Mme Winfrey s'est pointée à Haïti, dimanche, accompagnée d'un important dispositif de sécurité. Des gardes et des policiers ont vidé l'aéroport pour empêcher que des journalistes ne filment son arrivée. Ses représentants n'ont pas précisé son itinéraire, bien que le président Michel Martelly a confié qu'il planifiait la rencontrer. Les mesures de sécurité ont été tout aussi importantes durant sa visite du campement en compagnie de Sean Penn.

Le photographe Lionel Lafortune, l'un des représentants des medias tentant de couvrir la visite de Mme Winfrey, a été détenu par un garde alors qu'il entrait sur le site du campement et prenait des photos.

Un reporter de l'Associated Press a notamment vu un agent de sécurité agripper Lafortune, qui travaille pour le journal Haïti Progrès, et le traîner vers une petite station de police située sur le camp.
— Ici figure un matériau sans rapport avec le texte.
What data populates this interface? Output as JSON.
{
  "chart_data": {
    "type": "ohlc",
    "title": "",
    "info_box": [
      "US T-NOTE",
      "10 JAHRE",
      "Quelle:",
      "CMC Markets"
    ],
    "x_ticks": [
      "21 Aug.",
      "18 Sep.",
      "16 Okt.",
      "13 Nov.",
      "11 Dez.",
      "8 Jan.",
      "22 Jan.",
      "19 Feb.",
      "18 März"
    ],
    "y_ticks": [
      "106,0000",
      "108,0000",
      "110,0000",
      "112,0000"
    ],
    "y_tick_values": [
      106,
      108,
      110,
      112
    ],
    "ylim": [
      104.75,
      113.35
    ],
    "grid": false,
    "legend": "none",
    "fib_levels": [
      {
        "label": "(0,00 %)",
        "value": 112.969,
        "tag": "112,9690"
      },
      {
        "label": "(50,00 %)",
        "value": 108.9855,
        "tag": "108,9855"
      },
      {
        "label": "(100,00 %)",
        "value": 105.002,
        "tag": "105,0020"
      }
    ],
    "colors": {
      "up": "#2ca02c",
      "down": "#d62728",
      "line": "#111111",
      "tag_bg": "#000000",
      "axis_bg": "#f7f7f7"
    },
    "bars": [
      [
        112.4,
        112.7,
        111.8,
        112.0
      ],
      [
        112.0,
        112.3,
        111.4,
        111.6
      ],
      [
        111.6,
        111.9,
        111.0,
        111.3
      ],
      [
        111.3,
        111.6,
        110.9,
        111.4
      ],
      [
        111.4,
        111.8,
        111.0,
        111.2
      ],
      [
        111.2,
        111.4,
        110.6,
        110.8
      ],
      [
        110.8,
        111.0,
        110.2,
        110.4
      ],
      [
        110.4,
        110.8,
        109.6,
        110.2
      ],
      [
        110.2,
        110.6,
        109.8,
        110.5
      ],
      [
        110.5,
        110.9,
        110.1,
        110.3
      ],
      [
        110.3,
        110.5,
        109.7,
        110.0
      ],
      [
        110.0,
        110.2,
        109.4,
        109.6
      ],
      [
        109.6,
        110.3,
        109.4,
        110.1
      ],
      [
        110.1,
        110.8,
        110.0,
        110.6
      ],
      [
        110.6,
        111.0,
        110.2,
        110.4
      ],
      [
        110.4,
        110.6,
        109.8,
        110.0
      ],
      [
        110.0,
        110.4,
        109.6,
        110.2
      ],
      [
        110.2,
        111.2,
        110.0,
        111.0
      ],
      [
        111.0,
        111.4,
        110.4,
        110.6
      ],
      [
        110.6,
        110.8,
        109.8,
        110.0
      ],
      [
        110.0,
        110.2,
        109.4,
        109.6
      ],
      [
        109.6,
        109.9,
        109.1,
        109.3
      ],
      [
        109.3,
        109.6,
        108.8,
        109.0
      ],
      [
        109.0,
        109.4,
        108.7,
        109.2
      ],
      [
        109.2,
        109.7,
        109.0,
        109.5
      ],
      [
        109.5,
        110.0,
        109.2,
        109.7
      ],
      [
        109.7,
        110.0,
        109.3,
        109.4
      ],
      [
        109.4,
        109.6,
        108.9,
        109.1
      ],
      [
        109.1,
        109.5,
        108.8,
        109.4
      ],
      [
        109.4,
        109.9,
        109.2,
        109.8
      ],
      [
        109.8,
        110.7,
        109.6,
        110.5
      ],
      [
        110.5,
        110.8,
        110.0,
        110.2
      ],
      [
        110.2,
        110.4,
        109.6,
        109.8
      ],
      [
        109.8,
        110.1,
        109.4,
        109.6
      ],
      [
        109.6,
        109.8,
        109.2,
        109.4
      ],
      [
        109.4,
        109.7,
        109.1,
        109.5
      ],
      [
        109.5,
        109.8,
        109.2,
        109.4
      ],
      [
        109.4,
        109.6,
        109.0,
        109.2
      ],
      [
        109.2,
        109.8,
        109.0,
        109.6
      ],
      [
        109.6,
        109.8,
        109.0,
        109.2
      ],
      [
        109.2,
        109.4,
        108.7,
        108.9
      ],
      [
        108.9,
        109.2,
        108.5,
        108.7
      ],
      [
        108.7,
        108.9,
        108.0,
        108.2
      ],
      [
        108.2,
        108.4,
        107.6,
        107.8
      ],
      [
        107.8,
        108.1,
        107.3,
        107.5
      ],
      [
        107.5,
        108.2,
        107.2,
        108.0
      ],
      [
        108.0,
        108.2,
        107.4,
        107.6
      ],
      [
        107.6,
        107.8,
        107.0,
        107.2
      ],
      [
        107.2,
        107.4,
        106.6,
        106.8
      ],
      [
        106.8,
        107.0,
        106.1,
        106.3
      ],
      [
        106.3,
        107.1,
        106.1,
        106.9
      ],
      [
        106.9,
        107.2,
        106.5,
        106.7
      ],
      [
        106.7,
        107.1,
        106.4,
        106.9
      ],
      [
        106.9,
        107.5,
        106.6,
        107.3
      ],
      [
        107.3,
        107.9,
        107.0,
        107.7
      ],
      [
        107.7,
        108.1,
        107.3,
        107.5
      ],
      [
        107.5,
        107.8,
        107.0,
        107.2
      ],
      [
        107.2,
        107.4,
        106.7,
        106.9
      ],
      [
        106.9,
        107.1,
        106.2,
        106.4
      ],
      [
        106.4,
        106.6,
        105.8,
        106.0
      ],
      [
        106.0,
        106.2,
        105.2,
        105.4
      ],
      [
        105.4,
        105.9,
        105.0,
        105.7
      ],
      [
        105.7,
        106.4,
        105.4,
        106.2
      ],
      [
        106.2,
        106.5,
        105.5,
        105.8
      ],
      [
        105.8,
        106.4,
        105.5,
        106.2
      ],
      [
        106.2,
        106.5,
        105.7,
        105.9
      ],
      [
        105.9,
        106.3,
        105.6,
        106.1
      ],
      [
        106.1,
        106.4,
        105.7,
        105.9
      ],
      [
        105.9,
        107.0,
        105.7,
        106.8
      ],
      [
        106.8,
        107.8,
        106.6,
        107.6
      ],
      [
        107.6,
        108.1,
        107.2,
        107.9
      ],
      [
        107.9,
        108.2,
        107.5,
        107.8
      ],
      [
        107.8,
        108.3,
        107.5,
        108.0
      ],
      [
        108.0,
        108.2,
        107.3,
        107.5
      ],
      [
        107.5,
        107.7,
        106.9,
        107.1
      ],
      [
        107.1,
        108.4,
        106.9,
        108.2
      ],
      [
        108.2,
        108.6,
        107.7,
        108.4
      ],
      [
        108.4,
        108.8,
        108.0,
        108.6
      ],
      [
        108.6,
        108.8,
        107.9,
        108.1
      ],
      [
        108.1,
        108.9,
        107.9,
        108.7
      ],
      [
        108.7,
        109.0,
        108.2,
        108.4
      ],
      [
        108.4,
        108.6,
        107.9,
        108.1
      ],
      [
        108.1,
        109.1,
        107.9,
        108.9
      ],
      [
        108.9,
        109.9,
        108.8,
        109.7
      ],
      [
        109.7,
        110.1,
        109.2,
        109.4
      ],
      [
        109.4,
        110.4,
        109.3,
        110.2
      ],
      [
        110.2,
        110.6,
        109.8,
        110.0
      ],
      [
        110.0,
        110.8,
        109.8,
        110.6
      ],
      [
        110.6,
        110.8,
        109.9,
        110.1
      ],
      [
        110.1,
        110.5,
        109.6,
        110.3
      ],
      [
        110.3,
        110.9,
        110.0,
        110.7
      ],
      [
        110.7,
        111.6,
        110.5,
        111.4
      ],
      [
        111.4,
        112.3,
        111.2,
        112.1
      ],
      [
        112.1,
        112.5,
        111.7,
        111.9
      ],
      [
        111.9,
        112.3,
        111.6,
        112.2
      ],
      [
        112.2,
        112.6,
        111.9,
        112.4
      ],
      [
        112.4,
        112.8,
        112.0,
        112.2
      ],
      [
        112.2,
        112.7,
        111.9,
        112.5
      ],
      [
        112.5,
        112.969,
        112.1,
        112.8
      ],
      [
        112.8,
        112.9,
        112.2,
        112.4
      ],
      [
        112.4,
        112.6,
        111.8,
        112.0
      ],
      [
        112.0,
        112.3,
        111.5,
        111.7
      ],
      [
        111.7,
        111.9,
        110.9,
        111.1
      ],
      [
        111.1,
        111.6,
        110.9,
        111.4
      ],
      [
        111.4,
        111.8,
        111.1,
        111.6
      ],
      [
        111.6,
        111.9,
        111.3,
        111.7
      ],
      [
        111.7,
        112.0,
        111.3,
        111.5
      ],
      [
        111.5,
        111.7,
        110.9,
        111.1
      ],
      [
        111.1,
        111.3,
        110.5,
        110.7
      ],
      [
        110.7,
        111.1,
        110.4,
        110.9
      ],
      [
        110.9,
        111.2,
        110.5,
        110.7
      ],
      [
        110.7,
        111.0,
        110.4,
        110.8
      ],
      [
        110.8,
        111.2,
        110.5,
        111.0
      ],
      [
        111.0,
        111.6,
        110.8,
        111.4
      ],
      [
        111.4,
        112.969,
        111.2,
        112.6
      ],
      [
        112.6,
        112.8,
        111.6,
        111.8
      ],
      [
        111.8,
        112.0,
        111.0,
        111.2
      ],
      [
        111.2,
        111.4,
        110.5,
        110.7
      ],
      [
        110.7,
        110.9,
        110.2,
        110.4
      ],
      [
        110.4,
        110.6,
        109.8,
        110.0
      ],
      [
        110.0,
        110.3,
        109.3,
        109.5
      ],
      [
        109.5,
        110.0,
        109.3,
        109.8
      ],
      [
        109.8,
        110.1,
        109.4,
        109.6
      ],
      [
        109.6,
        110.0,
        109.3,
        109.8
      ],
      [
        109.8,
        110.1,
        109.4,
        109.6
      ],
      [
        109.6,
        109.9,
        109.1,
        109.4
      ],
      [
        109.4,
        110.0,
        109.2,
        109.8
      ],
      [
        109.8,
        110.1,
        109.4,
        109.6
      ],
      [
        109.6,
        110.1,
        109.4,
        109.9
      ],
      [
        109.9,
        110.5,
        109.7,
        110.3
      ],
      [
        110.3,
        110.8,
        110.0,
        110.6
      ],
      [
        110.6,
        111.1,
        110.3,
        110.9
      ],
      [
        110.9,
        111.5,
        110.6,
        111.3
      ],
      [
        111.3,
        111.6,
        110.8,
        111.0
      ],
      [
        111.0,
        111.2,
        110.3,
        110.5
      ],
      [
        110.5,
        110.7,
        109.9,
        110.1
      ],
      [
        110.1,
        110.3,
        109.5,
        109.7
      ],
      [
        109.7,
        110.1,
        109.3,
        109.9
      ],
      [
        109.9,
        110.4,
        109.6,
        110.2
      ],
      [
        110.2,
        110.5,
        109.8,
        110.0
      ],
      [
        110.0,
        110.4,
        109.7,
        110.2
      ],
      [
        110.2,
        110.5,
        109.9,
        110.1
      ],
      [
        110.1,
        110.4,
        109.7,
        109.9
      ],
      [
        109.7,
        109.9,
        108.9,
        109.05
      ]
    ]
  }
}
Des officiers lui ont alors demandé de vider le contenu de sa carte-mémoire et ont refusé de lui permettre de quitter. Le photographe a refusé d'effacer sa photo, et les policiers ont maintenu sa détention jusqu'à l'arrivée d'un supérieur, l'inspecteur Jean-Lionel Aurélien, qui a ordonné sa remise en liberté.

Evens Sanon
Associated Press
Port-au-Prince
«Les journalistes ont le droit de travailler sans être la cible d'intimidation», a lancé l'inspecteur Aurélien.

Plus tard, un porte-parole de Mme Winfrey, Chance Patterson, a confié que le garde n'avait apparemment pas réalisé que M. Lafortune était associé à un media.

«Personne ne savait qui il était, ce qu'il faisait ou pour qui il travaillait», a expliqué M. Patterson, un vice-président principal chez Harpo Studios, la maison de production du «Oprah Winfrey Show», et qui accompagne Mme Winfrey lors de son voyage cette semaine.

«Il est arrivé en courant, apparemment, et a commencé à prendre des photos. Il a été interrompu et le supérieur est arrivé et a demandé qu'il soit libéré. C'est tout», a raconté M. Patterson à l'Associated Press.